【タンパク質デザイン】PROTACのデノボデザイン事例を紹介

論文タイトル

De novo designed bifunctional proteins for targeted protein degradation

出典

De novo designed bifunctional proteins for targeted protein degradation
Targeted protein degradation (TPD) is a therapeutic strategy to remove disease-causing proteins by routing them to the ubiquitin-proteasome, autophagy, or lysos...

要旨

de novo 設計した小型タンパク質を タンパク質版 PROTAC として使い、BCL-xL を細胞内で分解し、アポトーシスを誘導できることを実証した論文です。

解説など

筆者らは、本論文でタンパク質性 PROTAC のデノボ作製を試みています。

PROTAC は、分解対象となる標的分子と、標的分子のユビキチン修飾を担うE3リガーゼを近接させる “molecular glue” です。

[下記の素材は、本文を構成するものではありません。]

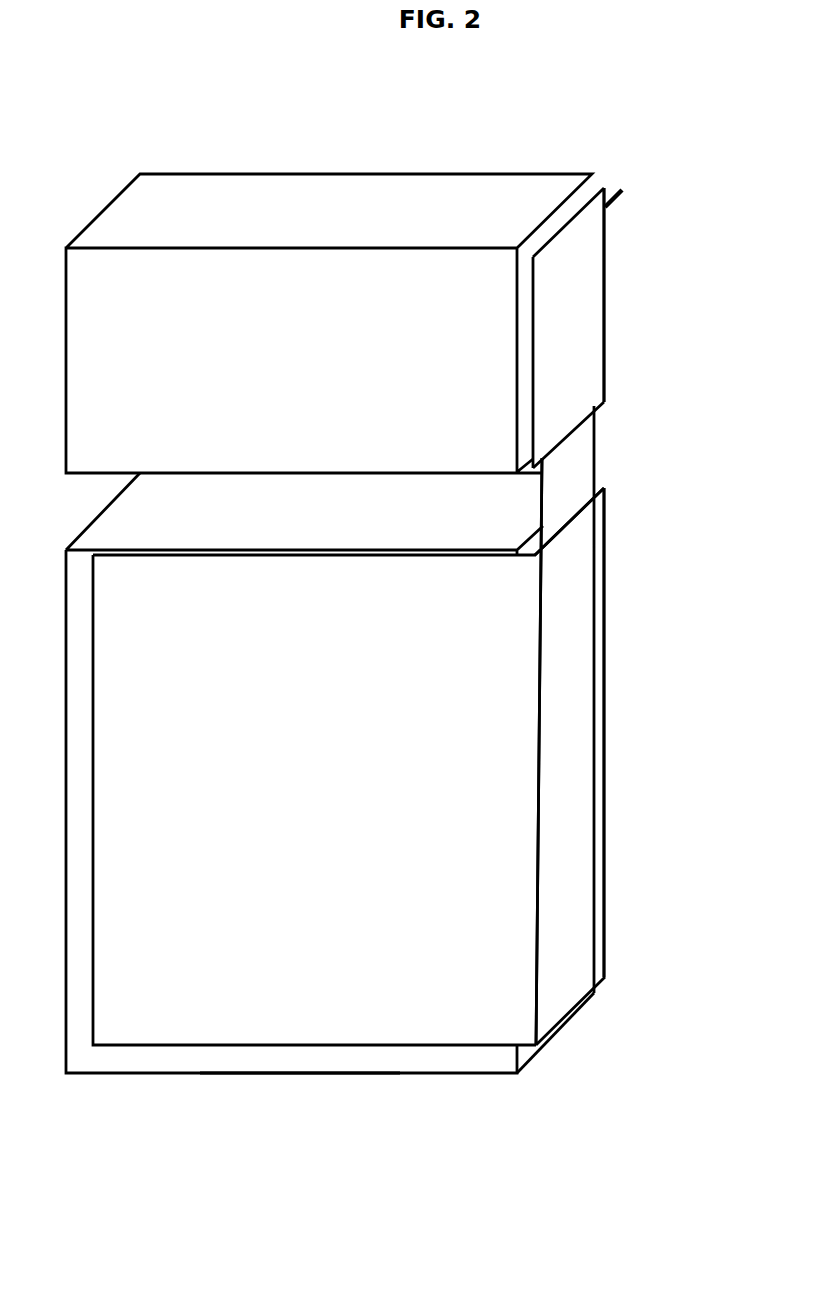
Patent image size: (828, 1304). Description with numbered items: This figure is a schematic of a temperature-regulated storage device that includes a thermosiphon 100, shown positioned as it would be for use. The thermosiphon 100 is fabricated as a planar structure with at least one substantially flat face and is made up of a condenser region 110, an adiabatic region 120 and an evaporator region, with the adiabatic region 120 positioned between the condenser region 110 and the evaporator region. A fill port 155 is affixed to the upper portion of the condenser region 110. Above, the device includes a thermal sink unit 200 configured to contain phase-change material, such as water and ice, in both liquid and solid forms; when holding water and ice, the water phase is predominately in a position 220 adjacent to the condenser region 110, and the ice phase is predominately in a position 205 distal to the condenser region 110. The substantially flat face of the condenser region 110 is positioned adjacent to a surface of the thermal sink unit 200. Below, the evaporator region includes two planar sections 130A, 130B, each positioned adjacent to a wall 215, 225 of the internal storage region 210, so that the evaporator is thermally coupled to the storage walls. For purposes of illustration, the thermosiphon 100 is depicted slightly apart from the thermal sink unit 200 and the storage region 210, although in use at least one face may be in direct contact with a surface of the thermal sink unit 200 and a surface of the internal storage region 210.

The thermosiphon 100 is at (647, 173).
The condenser region 110 is at (568, 328).
The adiabatic region 120 is at (569, 725).
The planar section of evaporator region 130A is at (570, 751).
The planar section of evaporator region 130B is at (314, 800).
The fill port 155 is at (620, 168).
The thermal sink unit 200 is at (329, 323).
The position distal to condenser region 205 is at (103, 230).
The internal storage region 210 is at (304, 773).
The wall of internal storage region 215 is at (294, 1108).
The position adjacent to condenser region 220 is at (405, 230).
The wall of internal storage region 225 is at (559, 1070).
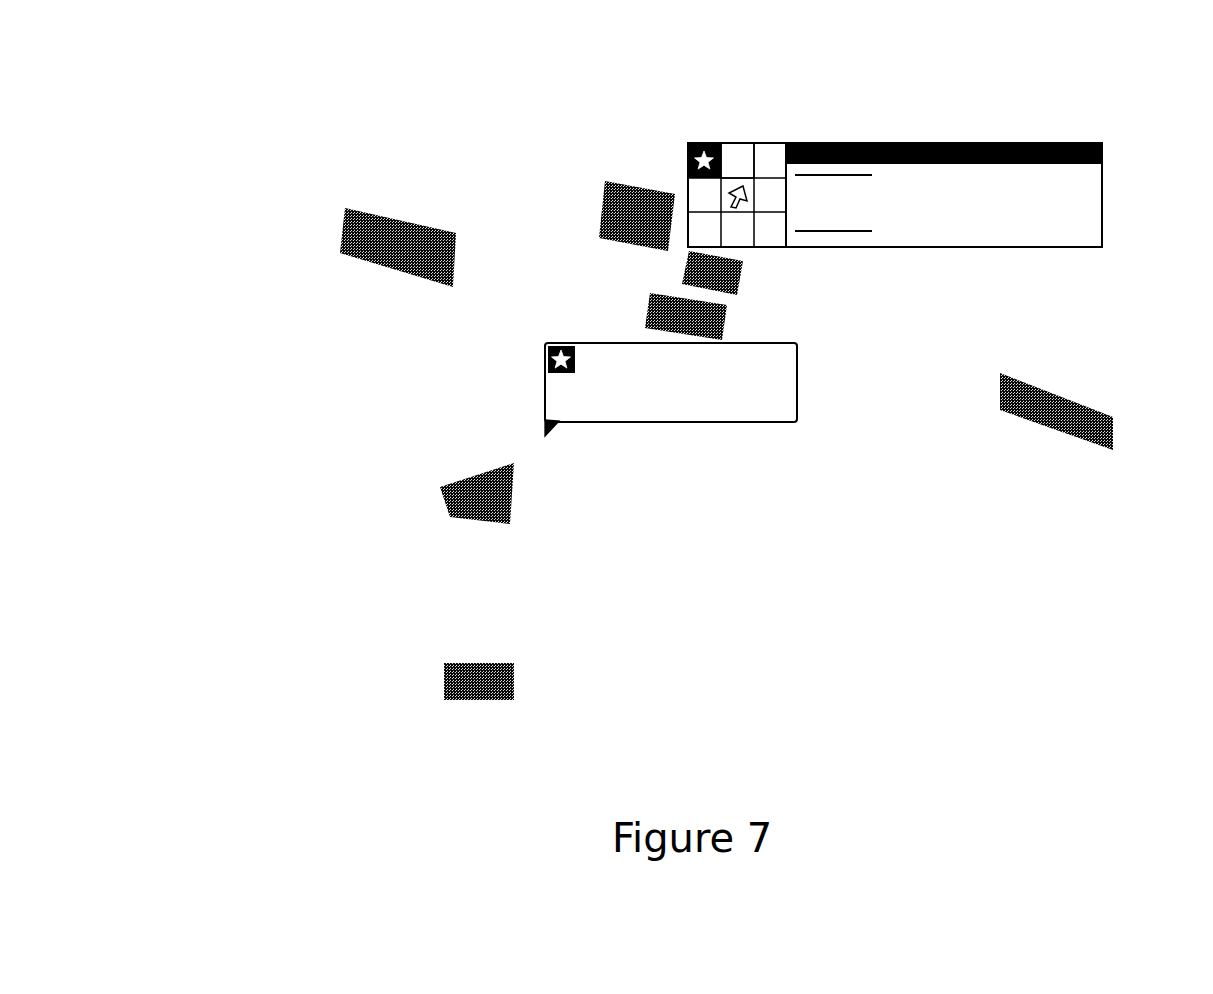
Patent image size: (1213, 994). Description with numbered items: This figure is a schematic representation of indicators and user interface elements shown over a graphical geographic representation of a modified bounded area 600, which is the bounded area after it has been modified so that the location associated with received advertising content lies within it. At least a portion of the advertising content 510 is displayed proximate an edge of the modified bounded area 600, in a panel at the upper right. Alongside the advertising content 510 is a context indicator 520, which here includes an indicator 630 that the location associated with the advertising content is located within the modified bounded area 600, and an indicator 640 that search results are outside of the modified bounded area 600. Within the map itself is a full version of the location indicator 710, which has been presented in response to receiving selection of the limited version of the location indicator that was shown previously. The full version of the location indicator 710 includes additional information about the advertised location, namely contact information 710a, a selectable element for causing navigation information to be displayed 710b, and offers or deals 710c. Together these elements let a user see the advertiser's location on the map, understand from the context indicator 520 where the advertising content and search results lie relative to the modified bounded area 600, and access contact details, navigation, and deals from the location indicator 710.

The modified bounded area 600 is at (318, 114).
The advertising content 510 is at (1101, 190).
The indicator that the advertising content location is within the modified bounded a 630 is at (700, 143).
The context indicator 520 is at (741, 143).
The indicator that search results are outside the modified bounded area 640 is at (739, 192).
The full version of the location indicator 710 is at (512, 275).
The contact information 710a is at (799, 347).
The selectable element for causing navigation information to be displayed 710b is at (799, 364).
The offers or deals 710c is at (799, 385).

本論文では標的分子として分解により細胞のアポトーシスを誘導 BCL-xL を、E3 リガーゼとして KLHL20 を選択しています。

分子設計は、

  1. PROTAC のスキャフォールド選定
  2. BCL-xL バインダーの設計
  3. KLHL20 バインダーの設計

の3ステップで進行します。

スキャフォールドの設計

筆者らは、PROTAC のスキャフォールドとしてデノボ性の sc-apCC-2 というタンパク質を利用しました。これは 67アミノ酸残基から成るhelix–loop–helix 構造です。筆者らは coiled-coil 構造をもつタンパク質の合理設計を長年研究対象としており、そこから生まれた単鎖構造です。sc-apCC-2はループとヘリックス外面を独立に機能化できることが特徴で、これが PROTAC の機能設計に役立ちます。

BCL-xL バインダーの設計

以下の手順で設計しています。

  1. BCL-xLに結合するBH3モチーフをスキャフォールドのヘリックス部位にグラフティング
  2. ProteinMPNNで界面を拡張
  3. AlphaFold2で構造予測
  4. Rosetta dG / Shape Complementarity で選抜

KLHL20バインダーの設計

数あるE3リガーゼの中でKLHL20を標的に選んだ理由は、SLiMと呼ばれる短い線形モチーフで結合することが知られているためです。このモチーフをスキャフォールドのループ部位に挿入しました。その後 ProteinMPNNで周辺配列を最適化しています。

本設計から、クローナルスクリーニングが可能なデザイン数のみで PROTAC としての性質を有するタンパク質の同定に成功しています。従来の合理設計アプローチを近年のAIモデルが補助していると捉えることができる研究です。